CP aims to install 415 of the lineside units this year on a 415-mile stretch of its North Line between Wetaskiwin, Alberta, and Lanigan, Sask., covering three subdivisions and part of a fourth. In all, CP expects to have the system cover a total of nine subdivisions by the end of 2021.
“Ultimately that’s not only going to be able to tell us if rails are broken, but it’s going to tell us if trains are present as well,” Mulligan says. The territory remains dark, however, and the system is a non-vital overlay detector for track occupancy, Mulligan says.
CP says the system, at roughly $1.5 million per subdivision, is just 10% the cost of installing CTC. “Do the math: It’s compelling,” Creel says.
The broken rail protection also will raise speed limits for crude oil trains, improving turn times and ultimately requiring fewer cars and locomotives to move the same amount of crude.
“Think about the additional efficiencies with asset turns with train speeds,” Creel says. “Today, those trains without broken rail protection on those subdivisions, we run at 25 miles an hour. As this technology and this innovation gets deployed, we're able to run 45 miles an hour. You’ve got a safer, more efficient, more reliable network as a result of this.”
CP also touted other safety systems last week.
The railway’s train inspection portal, which recently received an exemption from Transport Canada, detects 87% more defects than visual inspections in yards, while saving up to two hours of dwell for every potash train bound for the Port of Vancouver.
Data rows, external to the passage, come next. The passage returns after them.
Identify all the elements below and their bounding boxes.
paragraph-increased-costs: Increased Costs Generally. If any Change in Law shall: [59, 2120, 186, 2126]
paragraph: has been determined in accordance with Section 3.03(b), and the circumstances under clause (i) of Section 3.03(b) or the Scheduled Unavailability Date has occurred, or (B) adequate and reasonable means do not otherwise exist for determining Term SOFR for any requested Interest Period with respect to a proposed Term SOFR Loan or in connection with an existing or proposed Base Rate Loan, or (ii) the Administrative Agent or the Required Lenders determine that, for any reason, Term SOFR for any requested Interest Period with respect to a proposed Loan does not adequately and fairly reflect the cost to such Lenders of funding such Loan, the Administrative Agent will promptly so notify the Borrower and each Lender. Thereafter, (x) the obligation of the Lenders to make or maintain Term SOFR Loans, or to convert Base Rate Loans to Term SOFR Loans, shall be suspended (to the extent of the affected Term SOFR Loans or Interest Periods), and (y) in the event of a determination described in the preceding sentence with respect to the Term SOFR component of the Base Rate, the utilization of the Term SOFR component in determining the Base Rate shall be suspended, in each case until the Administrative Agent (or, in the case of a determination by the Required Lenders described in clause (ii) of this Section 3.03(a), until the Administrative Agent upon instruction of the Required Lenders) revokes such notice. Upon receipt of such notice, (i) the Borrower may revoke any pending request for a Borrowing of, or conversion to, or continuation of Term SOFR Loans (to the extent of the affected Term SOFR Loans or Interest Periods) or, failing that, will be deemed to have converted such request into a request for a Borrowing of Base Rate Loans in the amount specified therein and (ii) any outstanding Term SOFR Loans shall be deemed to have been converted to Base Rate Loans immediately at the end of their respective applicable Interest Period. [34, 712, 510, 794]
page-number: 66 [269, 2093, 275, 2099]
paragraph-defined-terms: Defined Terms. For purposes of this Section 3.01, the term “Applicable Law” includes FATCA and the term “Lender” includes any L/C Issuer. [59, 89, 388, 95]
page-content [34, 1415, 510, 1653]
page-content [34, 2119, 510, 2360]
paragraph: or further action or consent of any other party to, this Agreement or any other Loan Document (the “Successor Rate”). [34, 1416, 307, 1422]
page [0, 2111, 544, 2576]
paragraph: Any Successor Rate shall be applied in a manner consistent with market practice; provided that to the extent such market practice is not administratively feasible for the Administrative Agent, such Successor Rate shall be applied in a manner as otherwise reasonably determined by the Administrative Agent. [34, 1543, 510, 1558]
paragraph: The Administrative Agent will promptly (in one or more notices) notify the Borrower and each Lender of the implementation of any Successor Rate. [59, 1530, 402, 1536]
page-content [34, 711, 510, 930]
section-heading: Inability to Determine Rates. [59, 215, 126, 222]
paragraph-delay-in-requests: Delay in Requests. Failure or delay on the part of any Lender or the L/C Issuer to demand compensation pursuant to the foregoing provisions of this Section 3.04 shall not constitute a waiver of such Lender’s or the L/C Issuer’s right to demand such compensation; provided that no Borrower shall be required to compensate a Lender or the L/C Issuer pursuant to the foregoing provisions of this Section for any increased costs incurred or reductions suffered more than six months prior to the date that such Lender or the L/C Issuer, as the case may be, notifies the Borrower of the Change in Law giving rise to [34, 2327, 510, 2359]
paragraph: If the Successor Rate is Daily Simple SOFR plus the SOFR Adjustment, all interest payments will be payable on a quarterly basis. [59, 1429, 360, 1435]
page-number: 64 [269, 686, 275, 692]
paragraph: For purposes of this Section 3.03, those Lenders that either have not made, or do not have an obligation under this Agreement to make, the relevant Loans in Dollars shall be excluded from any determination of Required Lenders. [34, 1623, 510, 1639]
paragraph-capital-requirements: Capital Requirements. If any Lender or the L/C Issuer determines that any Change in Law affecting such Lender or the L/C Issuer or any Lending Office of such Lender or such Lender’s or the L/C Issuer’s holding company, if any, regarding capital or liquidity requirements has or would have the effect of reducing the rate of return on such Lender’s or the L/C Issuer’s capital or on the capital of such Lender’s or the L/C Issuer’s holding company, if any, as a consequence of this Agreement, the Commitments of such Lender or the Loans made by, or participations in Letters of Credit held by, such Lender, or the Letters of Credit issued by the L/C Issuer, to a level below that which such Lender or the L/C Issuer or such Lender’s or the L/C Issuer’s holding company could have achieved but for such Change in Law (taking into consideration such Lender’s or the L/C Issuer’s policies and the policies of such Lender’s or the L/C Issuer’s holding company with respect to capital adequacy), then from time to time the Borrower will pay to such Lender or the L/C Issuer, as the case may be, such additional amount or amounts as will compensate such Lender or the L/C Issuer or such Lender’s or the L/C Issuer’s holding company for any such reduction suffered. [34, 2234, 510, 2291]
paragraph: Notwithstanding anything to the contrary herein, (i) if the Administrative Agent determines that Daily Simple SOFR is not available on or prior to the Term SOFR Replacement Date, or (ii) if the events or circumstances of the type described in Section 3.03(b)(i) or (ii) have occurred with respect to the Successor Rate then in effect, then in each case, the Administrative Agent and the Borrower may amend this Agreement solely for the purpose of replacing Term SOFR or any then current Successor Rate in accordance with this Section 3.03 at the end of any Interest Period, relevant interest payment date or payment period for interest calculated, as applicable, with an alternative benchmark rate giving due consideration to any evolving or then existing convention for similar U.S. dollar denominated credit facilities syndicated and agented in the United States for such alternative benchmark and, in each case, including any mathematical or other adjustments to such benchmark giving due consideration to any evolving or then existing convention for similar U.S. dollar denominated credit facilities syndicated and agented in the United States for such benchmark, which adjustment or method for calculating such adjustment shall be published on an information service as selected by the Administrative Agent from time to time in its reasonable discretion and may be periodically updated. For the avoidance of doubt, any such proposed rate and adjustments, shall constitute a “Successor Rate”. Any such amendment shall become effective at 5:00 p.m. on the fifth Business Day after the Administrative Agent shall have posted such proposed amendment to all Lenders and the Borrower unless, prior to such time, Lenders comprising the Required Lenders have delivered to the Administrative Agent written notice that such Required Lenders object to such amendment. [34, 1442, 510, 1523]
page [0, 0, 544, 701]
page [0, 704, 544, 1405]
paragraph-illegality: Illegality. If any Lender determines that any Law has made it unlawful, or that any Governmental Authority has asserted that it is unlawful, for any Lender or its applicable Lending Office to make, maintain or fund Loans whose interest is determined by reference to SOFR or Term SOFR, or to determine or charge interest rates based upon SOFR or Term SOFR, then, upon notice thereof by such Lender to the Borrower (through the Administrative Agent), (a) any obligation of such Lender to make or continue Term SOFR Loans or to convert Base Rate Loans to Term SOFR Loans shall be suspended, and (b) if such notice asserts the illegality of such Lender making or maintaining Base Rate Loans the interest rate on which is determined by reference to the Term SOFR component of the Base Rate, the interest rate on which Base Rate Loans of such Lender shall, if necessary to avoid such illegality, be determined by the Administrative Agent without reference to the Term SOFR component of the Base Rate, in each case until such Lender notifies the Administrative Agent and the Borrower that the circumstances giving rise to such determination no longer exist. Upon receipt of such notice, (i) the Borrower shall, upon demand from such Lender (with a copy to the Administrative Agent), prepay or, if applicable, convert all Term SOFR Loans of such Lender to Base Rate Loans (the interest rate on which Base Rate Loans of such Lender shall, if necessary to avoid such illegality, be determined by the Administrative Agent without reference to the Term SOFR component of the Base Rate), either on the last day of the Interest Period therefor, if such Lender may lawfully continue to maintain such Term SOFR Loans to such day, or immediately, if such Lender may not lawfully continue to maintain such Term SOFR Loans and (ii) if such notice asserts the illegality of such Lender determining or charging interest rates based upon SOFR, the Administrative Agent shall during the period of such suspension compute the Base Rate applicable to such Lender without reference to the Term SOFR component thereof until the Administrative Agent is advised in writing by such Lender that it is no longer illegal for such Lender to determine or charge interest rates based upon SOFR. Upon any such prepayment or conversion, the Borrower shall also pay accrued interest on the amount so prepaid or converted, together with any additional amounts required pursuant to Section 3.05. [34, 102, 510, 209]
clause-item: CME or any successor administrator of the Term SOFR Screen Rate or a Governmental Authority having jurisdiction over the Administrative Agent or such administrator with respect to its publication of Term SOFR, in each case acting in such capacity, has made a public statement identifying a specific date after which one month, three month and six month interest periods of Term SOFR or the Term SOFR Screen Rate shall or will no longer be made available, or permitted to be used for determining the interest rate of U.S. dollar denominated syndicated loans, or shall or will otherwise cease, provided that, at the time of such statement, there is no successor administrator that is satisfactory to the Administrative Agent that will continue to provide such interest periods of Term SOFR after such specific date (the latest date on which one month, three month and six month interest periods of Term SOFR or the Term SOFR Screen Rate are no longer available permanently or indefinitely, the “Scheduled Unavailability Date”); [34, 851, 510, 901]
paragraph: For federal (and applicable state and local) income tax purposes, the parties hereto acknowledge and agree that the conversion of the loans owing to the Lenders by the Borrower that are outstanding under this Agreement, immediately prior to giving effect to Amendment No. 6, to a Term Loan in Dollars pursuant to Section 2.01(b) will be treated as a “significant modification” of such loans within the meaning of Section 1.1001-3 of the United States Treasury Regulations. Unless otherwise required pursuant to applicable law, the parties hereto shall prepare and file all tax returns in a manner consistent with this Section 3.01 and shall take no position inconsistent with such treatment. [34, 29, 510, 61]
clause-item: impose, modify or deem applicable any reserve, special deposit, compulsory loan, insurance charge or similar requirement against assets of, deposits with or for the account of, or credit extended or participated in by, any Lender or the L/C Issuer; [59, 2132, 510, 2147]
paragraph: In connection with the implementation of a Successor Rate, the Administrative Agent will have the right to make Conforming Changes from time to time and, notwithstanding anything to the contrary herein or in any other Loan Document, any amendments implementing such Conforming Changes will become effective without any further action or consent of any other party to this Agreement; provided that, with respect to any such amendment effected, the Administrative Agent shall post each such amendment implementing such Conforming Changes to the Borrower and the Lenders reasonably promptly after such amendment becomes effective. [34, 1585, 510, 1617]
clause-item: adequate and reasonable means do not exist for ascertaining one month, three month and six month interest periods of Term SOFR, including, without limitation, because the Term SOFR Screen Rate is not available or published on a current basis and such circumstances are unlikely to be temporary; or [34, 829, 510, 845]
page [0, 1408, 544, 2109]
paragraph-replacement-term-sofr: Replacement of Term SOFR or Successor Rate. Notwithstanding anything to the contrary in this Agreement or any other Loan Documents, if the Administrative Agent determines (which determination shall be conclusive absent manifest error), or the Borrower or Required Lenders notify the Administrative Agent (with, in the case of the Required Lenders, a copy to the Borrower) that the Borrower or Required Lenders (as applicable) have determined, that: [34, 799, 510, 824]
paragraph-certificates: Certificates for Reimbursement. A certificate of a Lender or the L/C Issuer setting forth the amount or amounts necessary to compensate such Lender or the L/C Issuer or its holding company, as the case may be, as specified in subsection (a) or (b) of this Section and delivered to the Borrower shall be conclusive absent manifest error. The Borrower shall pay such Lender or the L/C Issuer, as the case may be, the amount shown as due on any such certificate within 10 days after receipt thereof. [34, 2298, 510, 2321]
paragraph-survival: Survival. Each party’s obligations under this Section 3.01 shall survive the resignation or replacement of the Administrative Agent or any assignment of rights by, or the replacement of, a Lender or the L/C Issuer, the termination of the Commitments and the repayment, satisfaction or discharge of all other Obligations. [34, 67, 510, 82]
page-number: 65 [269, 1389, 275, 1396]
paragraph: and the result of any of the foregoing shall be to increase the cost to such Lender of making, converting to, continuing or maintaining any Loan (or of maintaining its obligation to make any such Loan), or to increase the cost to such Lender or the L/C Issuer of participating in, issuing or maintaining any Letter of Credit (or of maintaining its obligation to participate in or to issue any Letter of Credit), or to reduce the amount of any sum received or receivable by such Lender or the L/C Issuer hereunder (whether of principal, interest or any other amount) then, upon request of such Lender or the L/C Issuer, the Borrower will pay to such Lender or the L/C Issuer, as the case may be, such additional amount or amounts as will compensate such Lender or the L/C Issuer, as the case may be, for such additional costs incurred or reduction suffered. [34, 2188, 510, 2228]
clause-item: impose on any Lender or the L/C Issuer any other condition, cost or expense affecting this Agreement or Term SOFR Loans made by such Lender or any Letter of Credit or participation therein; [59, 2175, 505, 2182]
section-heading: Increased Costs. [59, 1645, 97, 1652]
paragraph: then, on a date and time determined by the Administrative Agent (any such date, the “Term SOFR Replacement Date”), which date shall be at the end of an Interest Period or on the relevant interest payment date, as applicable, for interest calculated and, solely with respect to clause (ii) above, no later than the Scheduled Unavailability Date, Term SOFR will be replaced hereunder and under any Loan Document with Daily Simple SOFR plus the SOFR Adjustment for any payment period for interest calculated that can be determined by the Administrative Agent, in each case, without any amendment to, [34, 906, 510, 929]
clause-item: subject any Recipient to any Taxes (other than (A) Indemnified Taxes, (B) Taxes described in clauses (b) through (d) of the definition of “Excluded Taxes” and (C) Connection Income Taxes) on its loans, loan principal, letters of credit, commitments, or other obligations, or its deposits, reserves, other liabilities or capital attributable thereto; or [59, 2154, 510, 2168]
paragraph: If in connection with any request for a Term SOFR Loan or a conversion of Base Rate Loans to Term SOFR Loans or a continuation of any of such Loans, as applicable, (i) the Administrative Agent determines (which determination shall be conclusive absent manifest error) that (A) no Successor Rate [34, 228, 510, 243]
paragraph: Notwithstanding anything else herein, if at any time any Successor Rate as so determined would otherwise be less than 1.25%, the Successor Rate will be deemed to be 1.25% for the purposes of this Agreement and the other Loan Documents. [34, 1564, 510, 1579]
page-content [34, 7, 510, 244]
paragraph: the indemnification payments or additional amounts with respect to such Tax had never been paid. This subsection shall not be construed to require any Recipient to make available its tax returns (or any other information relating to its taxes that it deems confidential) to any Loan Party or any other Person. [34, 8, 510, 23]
CP’s cold wheel detection system uses hotbox detectors to identify cars which have brake problems. The system flags cold wheels on descending grades, with the low temperatures indicating that brakes that are not applied properly. The system finds 32% more defects than manual inspection. Transport Canada has approved an exemption from a Class I brake test for CP’s potash, coal, and sulphur unit trains.